I think the schools should be where students learn to be participants in their society, not recipients of it.

This is the underlying struggle that our sex-ed controversy rides on. Some of us believe that students should be presented with facts, that valid knowledge and critical cognitive skills should be imparted, so young people can make well-reasoned decisions at important points in their lives. Others see education as a process that should insitutionalize a traditional way of life and pass well-worn, commonly-held beliefs down to the next generation. We're lucky that most people in our county don't see it that way. Just lucky, that's all.
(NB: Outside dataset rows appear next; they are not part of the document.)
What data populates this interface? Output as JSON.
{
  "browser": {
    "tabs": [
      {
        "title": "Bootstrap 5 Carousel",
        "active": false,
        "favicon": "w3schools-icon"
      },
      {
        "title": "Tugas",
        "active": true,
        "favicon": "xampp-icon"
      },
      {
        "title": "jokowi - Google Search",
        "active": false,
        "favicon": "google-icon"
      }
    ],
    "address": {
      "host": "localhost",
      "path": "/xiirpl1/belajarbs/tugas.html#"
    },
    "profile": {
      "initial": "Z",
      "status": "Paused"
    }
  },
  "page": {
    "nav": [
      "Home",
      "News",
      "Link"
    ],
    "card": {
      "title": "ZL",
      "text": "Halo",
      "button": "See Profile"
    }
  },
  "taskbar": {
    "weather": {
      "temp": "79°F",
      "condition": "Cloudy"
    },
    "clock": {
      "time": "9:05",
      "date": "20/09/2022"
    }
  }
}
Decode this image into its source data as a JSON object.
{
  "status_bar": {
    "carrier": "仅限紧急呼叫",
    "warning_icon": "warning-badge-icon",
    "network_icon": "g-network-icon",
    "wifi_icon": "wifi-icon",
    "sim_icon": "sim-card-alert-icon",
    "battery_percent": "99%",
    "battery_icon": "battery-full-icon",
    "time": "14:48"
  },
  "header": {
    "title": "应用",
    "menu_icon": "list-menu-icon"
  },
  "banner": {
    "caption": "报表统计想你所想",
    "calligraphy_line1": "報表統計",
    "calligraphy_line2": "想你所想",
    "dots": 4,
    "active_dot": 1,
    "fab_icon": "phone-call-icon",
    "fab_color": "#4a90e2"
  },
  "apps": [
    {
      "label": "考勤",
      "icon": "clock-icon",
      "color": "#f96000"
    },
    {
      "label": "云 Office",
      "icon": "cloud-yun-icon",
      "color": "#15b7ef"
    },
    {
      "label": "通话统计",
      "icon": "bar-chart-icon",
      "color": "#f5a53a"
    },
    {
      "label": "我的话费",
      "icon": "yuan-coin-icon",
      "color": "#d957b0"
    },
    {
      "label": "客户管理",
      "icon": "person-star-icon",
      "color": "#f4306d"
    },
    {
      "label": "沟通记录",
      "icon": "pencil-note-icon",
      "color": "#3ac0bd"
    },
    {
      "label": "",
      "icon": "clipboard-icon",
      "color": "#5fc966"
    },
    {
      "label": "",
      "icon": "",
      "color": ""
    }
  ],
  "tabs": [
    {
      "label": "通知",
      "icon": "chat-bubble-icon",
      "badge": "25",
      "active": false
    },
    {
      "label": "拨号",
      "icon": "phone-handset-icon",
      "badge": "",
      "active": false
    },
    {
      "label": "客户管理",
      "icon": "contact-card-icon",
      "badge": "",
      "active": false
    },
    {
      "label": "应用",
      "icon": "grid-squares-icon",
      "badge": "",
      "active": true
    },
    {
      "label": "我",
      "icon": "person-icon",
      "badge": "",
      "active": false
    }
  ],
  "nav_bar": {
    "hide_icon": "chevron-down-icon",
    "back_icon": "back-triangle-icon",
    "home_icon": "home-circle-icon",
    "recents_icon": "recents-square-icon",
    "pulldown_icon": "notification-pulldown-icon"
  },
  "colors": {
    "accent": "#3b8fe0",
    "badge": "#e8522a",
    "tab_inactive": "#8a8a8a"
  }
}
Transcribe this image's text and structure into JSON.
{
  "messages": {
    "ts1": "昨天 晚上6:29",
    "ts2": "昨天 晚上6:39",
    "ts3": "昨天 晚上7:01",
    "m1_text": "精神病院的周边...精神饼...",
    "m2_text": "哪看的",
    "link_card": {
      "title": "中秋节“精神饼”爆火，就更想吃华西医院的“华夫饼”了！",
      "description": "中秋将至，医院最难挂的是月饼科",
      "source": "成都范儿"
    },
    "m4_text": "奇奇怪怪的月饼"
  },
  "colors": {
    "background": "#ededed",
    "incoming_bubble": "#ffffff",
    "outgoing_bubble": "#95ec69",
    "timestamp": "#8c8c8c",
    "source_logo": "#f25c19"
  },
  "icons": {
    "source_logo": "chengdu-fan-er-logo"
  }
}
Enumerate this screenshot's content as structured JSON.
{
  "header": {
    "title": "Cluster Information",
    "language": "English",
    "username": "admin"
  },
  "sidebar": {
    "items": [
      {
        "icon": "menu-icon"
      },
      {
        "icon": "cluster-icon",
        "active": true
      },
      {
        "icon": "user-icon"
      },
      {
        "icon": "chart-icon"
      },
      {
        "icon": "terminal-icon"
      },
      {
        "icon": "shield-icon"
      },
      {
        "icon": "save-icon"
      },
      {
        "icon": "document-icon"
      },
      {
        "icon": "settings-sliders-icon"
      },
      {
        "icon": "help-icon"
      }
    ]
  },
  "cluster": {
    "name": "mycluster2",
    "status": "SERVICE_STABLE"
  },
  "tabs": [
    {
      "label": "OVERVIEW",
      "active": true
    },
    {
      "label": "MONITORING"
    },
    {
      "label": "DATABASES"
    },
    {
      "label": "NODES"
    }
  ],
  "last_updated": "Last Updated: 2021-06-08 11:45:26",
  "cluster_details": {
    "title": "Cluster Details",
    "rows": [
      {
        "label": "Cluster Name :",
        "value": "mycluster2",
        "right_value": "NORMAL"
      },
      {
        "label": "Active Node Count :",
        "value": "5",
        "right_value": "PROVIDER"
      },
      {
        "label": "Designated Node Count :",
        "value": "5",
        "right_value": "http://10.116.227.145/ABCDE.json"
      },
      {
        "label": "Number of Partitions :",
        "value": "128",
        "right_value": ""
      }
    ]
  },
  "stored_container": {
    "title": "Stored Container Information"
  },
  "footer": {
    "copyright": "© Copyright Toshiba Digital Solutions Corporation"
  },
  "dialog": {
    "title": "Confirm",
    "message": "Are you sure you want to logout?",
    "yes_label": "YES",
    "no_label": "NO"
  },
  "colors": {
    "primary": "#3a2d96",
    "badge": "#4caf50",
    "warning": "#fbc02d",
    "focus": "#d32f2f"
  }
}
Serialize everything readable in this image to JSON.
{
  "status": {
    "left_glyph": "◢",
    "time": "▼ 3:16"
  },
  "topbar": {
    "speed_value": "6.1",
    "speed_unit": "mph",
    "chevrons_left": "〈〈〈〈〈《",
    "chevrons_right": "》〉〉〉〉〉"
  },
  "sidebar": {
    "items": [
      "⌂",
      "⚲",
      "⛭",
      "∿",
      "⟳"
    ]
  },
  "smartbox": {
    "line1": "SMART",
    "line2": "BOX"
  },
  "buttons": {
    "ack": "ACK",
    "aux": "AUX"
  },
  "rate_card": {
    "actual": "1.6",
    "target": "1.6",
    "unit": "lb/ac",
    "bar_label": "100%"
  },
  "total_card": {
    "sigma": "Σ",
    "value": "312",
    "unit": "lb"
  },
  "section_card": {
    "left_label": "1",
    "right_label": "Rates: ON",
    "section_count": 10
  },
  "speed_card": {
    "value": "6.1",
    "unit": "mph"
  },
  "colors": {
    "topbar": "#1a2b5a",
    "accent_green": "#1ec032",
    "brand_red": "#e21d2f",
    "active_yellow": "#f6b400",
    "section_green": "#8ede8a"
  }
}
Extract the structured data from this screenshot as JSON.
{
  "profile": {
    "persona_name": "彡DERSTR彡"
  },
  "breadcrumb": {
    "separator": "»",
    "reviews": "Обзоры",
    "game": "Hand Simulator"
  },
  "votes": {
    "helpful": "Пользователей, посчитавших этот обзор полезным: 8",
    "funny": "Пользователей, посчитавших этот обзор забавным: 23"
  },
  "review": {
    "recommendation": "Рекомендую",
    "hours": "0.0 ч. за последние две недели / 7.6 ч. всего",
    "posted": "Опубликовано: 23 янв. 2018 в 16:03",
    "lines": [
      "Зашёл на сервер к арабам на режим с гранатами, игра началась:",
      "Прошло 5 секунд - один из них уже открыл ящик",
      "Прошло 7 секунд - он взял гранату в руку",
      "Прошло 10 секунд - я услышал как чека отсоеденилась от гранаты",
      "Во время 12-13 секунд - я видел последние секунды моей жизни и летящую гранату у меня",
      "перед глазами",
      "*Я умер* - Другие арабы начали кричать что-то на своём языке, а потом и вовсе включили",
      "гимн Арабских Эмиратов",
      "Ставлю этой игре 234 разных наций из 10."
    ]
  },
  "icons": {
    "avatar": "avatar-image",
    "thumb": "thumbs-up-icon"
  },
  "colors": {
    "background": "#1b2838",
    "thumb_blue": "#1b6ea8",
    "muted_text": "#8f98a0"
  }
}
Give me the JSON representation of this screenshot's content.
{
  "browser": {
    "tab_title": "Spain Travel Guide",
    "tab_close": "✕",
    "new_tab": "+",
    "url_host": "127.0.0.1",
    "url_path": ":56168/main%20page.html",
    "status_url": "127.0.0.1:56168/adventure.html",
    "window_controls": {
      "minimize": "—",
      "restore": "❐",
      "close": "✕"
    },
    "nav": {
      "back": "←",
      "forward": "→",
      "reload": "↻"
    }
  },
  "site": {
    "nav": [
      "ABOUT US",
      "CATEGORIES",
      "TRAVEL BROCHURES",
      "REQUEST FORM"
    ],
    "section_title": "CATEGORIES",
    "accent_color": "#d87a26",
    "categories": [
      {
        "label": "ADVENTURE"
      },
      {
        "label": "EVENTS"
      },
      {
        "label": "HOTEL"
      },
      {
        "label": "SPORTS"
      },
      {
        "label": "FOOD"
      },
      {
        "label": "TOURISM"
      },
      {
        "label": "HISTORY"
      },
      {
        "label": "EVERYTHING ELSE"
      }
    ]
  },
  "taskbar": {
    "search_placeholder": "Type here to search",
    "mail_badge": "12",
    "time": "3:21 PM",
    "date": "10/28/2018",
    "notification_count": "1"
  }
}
Blogger Orin Ryssman said...

From Jim's first link in this blog entry,

The Carpetbagger Report
Reality-Based Commentary, Analysis, and Tirades on Politics in America

Thanks for the, that was funny..."reality-based"...yeah, keep telling yourself that come election day. Then again, who knows, maybe the AL can pull it off...first the leaked NIE report (a classified govt document, but hey, who cares...right?), now this misconduct (though to be fair, the GOP deserves to be skewered literally for this), what next?

I can't wait for the next October Surprise...

October 03, 2006 3:08 AM  
Blogger JimK said...

Orin, the phrase "reality-based" comes from a famous article about a month before the 2004 election. Ron Suskind wrote for the New York Times Magazine that he had interviewed a "senior adviser" to President Bush:

The aide said that guys like me were "in what we call the reality-based community," which he defined as people who "believe that solutions emerge from your judicious study of discernible reality." I nodded and murmured something about enlightenment principles and empiricism. He cut me off. "That's not the way the world really works anymore," he continued. "We're an empire now, and when we act, we create our own reality. And while you're studying that reality -- judiciously, as you will -- we'll act again, creating other new realities, which you can study too, and that's how things will sort out. We're history's actors . . . and you, all of you, will be left to just study what we do."

Some people, it turned out, did not find it embarrassing at all to be part of the "reality-based community." Including, apparently, Carpetbagger Report.

It's an interesting, very revealing article. You oughta follow that link and read it.